You may recall a story we’ve covered in the past pertaining to a machine called the Dream Vendor 2.0, developed by the Mechanical Engineering Department at Virgina Tech University. It’s a vending machine of sorts for 3D printers. These machines allow students and faculty to upload a design and have them 3D printed in a fashion similar to how a traditional vending machine works.
While this itself has been quite a development, the school’s 3D printing endeavors and studies certainly don’t end here. In fact, Dr. Christopher Willams, an Associate Professor in the Department of Mechanical Engineering at VT, is currently working on a machine that can 3D print copper parts and components. While the 3D printing of metal is nothing new, as there are several companies who already make DMLS (direct metal laser sintering) machines, as well as EBM (electron beam melting) 3D printers, Williams and team have devised a different type of printer that can print using a metal which isn’t exactly the easiest to work with.

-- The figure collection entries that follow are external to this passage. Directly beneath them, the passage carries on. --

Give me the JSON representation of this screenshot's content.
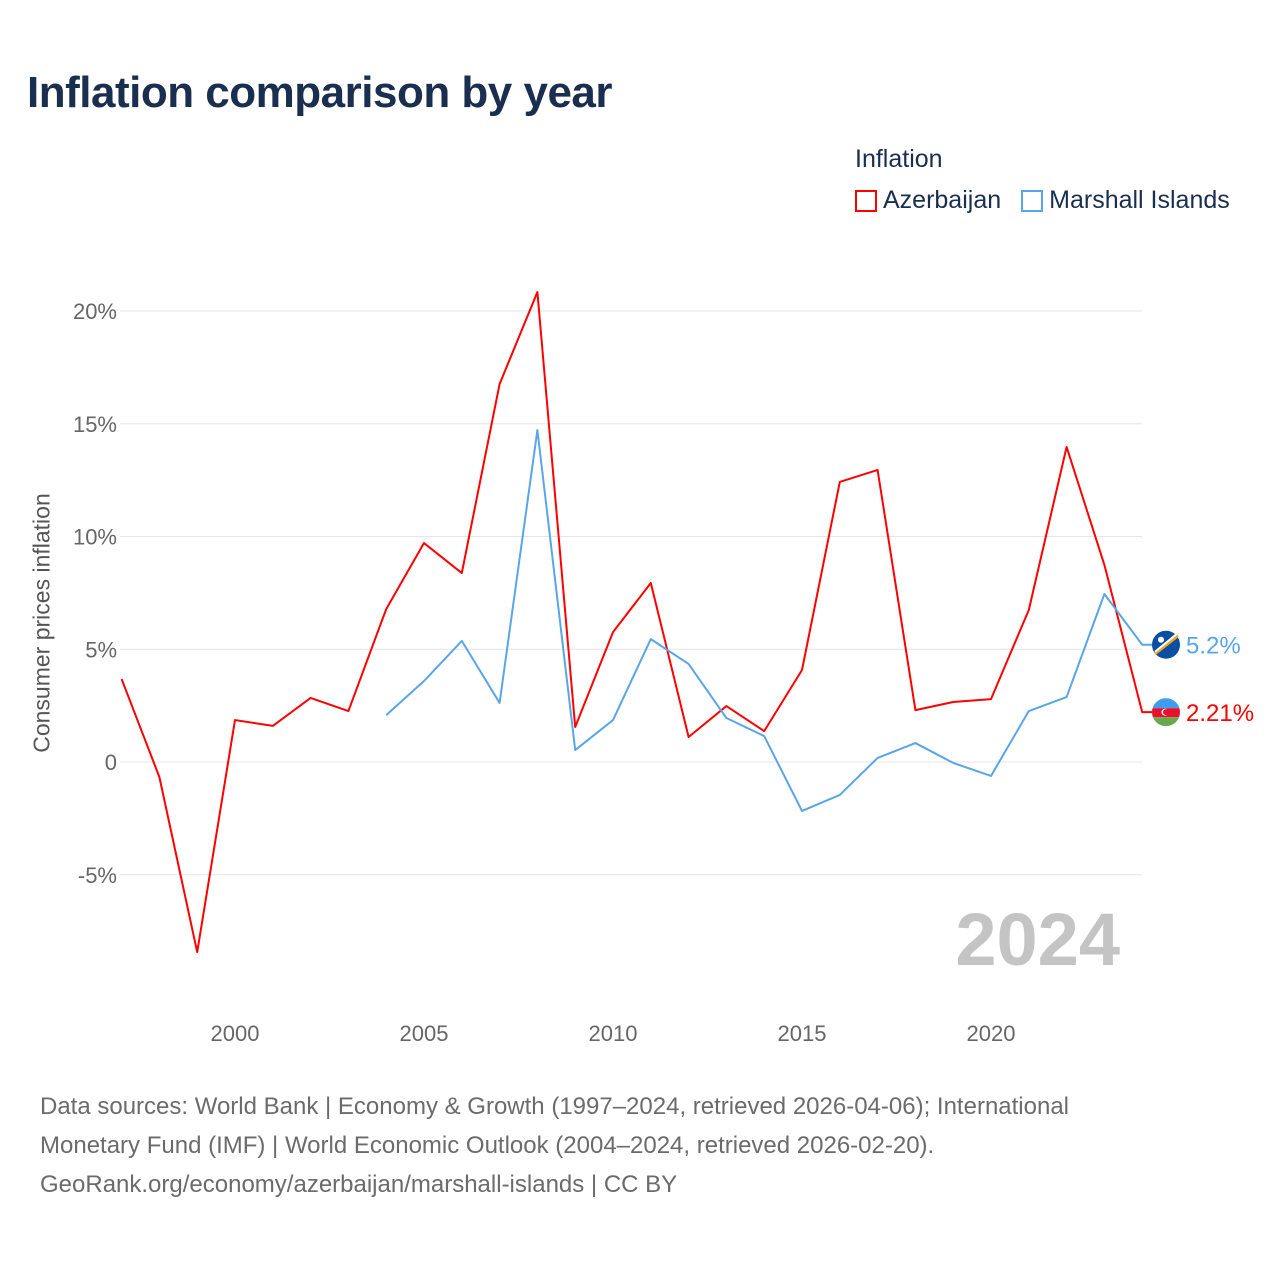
{
  "title": "Inflation comparison by year",
  "legend": {
    "title": "Inflation",
    "items": [
      {
        "name": "Azerbaijan",
        "color": "#ff0000"
      },
      {
        "name": "Marshall Islands",
        "color": "#5aa5e8"
      }
    ]
  },
  "watermark_year": "2024",
  "footer": {
    "line1": "Data sources: World Bank | Economy & Growth (1997–2024, retrieved 2026-04-06); International",
    "line2": "Monetary Fund (IMF) | World Economic Outlook (2004–2024, retrieved 2026-02-20).",
    "line3": "GeoRank.org/economy/azerbaijan/marshall-islands | CC BY"
  },
  "chart_data": {
    "type": "line",
    "title": "Inflation comparison by year",
    "xlabel": "",
    "ylabel": "Consumer prices inflation",
    "xlim": [
      1997,
      2024
    ],
    "ylim": [
      -9,
      21
    ],
    "x_ticks": [
      2000,
      2005,
      2010,
      2015,
      2020
    ],
    "y_ticks": [
      {
        "v": -5,
        "label": "-5%"
      },
      {
        "v": 0,
        "label": "0"
      },
      {
        "v": 5,
        "label": "5%"
      },
      {
        "v": 10,
        "label": "10%"
      },
      {
        "v": 15,
        "label": "15%"
      },
      {
        "v": 20,
        "label": "20%"
      }
    ],
    "grid": true,
    "legend_position": "top-right",
    "series": [
      {
        "name": "Azerbaijan",
        "color": "#ff0000",
        "end_label": "2.21%",
        "x": [
          1997,
          1998,
          1999,
          2000,
          2001,
          2002,
          2003,
          2004,
          2005,
          2006,
          2007,
          2008,
          2009,
          2010,
          2011,
          2012,
          2013,
          2014,
          2015,
          2016,
          2017,
          2018,
          2019,
          2020,
          2021,
          2022,
          2023,
          2024
        ],
        "values": [
          3.68,
          -0.67,
          -8.43,
          1.86,
          1.6,
          2.84,
          2.26,
          6.78,
          9.71,
          8.38,
          16.76,
          20.84,
          1.55,
          5.76,
          7.94,
          1.11,
          2.48,
          1.37,
          4.08,
          12.42,
          12.95,
          2.3,
          2.66,
          2.79,
          6.74,
          13.97,
          8.74,
          2.21
        ]
      },
      {
        "name": "Marshall Islands",
        "color": "#5aa5e8",
        "end_label": "5.2%",
        "x": [
          2004,
          2005,
          2006,
          2007,
          2008,
          2009,
          2010,
          2011,
          2012,
          2013,
          2014,
          2015,
          2016,
          2017,
          2018,
          2019,
          2020,
          2021,
          2022,
          2023,
          2024
        ],
        "values": [
          2.08,
          3.59,
          5.37,
          2.62,
          14.72,
          0.53,
          1.86,
          5.45,
          4.35,
          1.95,
          1.15,
          -2.17,
          -1.46,
          0.18,
          0.84,
          -0.04,
          -0.62,
          2.26,
          2.88,
          7.45,
          5.2
        ]
      }
    ]
  }
}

“What we are doing that’s different, is that we are printing copper,” Williams explains. “It’s a really tricky metal to create. We are working with a process called binder jetting. In that process, you’re using an ink jet head to actually selectively jet glue into a bed of (copper) powder, one layer at a time. Once the part is created in that fashion, we then take it to a furnace to then sinter or fuse the particles together to make the metal part.”
In essence, they are looking to add nanoparticles to the jetted glue, expecting that this will fill in the empty pockets which are formed during sintering.
“We hope [that this will] improve its sintering performance and its mechanical performance and its electric conductivity,” explains Williams. “We hope that we’ll be able to share these results, and enable engineers and designers to design new copper products for energy applications, thermal applications, structural applications with any kind of complexity that you can imagine.”